Micheline es una amiga heredada. Heredada de mi padre, se entiende. Tiene 82 años y más de cincuenta ferias de abril en los ojos. Con un abono del 9 y la fe puesta en catorce muletazos. Partidaria de Ponce y de Las Piletas. Sin desaliento. Todos los años baja de París a Sevilla. Veintisiete años lleva comiendo cada tarde de toros en ese restaurante sevillano. Y casi tantos siguiendo al torero de Chiva. Yo también le voy viendo crecer la solera a Las Piletas. Le crece por dentro, que por fuera todo está como el primer día. Carteles de toros, recuerdos de albero crucificados por las paredes y, del techo, colgando, treinta jamones, veinte ristras de chorizo y una sarta de ajos. Hay tabernas taurinas de imitación, pastiches tan falsos como la falsa monea, pero en Las Piletas todo está donde tiene que estar, muy de verdad y muy de siempre. Cada Feria de Abril vuelvo. Solo o en compañía. En la memoria, mi padre y los carteles de feria que le guardaba Gabriel, el encargado. Allí sigue Gabriel, tal cual, el pelo blanco, y un cartel a nombre de nadie.
En Las Piletas comí el día en que tomó la alternativa Garrido. Bien, como siempre. Platos sencillos, cocina andaluza y de fuera la merluza en salsa verde.
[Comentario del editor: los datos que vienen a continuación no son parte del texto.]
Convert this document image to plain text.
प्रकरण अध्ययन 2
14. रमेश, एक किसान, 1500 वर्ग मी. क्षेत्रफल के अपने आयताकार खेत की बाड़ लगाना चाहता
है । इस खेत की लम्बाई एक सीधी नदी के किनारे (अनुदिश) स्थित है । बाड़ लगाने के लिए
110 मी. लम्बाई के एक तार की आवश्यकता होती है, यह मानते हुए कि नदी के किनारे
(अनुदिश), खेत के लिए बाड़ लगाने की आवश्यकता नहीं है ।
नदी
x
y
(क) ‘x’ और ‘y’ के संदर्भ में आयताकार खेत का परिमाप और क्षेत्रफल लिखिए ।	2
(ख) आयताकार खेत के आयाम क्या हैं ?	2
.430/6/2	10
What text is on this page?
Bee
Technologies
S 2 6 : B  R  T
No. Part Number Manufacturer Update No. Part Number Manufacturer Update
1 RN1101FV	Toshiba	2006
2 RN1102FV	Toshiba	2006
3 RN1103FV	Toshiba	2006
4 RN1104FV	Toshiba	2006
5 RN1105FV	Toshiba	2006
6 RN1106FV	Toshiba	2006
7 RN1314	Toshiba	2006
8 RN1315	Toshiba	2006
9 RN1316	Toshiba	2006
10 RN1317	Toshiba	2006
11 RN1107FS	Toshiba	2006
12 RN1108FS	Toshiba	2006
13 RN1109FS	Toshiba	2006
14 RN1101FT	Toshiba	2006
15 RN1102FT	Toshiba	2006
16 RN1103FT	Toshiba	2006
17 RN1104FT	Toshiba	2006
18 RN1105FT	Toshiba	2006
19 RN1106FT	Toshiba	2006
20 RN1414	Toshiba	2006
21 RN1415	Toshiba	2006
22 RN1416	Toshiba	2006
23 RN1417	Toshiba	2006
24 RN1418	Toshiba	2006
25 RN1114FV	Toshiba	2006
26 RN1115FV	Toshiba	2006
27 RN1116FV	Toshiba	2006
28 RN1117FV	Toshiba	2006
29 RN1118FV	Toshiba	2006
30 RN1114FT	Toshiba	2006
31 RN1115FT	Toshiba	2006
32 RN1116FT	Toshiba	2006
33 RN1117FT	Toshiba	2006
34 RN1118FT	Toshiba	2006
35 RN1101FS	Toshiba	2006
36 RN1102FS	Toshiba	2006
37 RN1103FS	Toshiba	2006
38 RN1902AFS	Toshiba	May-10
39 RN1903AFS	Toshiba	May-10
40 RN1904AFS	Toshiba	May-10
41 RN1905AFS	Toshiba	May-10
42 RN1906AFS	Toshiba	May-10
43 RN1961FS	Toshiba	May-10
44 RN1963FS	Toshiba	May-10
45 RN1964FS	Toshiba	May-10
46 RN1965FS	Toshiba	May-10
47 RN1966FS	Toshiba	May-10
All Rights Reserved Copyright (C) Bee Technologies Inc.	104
El rabo de toro y la fritura de pescado son el santo y seña de la casa. Para todos los públicos. Alguna que otra cuadrilla de toreros, a primera hora, como mandan los cánones de la siesta de antes de la corrida. Tres mexicanos de pelo negro y balacera. Dos amigos de Almendralejo que aseguran que leen esta columna todos los domingos y que se pusieron como “el Tenazas” a jamón, gambas de Huelva y lo que no se cuenta. ¡Va por ustedes…!
Admiro a Micheline, una francesa de ojos garzos y bandera; firme, educadísima,… y fiel a la tauromaquia por los siglos de los siglos. Come poco, las francesas ya se sabe,… pero cuando hablamos de toros paso un apuro muy grande… y es que ella ha visto lo que yo nunca he de ver.